The reported losses come on the same day that Russia confirmed it has removed a Polish flag from a memorial commemorating the murder of thousands of Poles by the Soviet Union in 1940.
To the north, Moscow has been furious over Lithuania's blocking of EU-sanctioned goods from reaching the Russian exclave of Kaliningrad, sandwiched between the Baltic state and Poland.
This has prompted Poland to call on NATO to further bolster its security presence in the Suwalki Gap, the narrow corridor of territory that connects the three Baltic states to the rest of their NATO allies and separates Kaliningrad from Russian ally Belarus.

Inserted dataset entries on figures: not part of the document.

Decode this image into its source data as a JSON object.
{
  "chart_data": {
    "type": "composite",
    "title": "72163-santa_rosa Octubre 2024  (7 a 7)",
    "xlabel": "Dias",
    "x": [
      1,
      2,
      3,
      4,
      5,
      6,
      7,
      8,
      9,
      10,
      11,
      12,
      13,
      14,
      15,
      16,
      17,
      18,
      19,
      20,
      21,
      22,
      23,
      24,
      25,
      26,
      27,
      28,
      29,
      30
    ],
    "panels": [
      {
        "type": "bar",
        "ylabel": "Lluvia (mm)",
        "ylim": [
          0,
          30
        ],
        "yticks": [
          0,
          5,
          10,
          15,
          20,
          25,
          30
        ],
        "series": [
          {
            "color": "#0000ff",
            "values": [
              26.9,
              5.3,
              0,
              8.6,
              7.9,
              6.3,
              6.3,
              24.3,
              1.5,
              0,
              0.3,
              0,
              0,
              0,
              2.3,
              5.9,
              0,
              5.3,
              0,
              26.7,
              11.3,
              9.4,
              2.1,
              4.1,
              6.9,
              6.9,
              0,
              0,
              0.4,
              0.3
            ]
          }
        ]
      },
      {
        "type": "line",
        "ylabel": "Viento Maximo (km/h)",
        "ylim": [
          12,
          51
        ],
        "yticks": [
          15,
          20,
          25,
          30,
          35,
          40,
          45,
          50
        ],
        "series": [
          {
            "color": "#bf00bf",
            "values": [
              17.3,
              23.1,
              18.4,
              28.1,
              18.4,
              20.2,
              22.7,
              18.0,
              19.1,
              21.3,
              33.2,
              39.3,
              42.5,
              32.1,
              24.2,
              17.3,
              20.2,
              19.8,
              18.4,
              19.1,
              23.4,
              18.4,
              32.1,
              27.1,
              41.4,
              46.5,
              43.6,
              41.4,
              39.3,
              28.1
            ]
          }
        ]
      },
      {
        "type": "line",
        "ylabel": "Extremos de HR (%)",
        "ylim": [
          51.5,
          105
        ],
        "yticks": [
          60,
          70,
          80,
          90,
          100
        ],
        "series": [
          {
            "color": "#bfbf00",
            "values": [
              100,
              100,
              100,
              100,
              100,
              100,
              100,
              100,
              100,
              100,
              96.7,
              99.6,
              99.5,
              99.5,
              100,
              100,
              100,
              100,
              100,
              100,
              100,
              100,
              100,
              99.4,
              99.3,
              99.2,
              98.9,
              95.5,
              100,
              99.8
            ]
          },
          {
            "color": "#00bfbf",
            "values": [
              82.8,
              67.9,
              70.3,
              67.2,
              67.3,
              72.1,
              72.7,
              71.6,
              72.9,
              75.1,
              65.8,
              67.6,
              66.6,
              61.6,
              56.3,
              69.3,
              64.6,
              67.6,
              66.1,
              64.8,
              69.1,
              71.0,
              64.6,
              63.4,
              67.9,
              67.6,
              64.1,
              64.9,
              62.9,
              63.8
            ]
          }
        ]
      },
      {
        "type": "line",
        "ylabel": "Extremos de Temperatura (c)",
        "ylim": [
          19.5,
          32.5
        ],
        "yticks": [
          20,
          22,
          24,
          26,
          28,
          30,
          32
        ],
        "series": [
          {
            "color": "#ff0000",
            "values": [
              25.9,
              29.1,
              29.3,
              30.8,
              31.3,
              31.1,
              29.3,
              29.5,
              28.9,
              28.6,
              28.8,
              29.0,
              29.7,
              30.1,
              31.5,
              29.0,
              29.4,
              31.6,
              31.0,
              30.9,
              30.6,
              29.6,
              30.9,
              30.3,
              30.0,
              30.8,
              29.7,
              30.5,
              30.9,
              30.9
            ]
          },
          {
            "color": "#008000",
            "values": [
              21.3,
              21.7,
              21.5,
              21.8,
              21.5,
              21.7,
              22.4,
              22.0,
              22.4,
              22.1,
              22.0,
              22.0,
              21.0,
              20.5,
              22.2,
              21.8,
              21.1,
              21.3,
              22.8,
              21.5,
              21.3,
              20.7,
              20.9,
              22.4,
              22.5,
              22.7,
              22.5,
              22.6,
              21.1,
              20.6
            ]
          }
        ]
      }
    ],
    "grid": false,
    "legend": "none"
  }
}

'We are going to seek the reinforcement of this corridor... in our talks with our partners from NATO,' Mateusz Morawiecki told a news conference in Brussels after a European Union summit.
Kaliningrad and the Suwalki Gap, on Polish territory, would be ground zero for any military conflict between NATO and Russia, as Vladimir Putin would immediately move to cut the Baltic states of Lithuania, Latvia and Estonia off from the rest of NATO and shore up the isolated exclave from inevitable NATO strikes.
This week Moscow warned of 'very tough actions' against Lithuania after deliveries of coal, metals, construction materials and advanced technology were stopped passing through its territory on the way to Kaliningrad.
Russian claims of wiping out 80 Polish fighters will only add to the tensions.
'Up to 80 Polish mercenaries, 20 armoured combat vehicles and eight Grad multiple rocket launchers were destroyed in precision strikes on the Megatex zinc factory in Konstantinovka' in the Donetsk region, the Russian defence ministry said in a statement which could not be independently verified.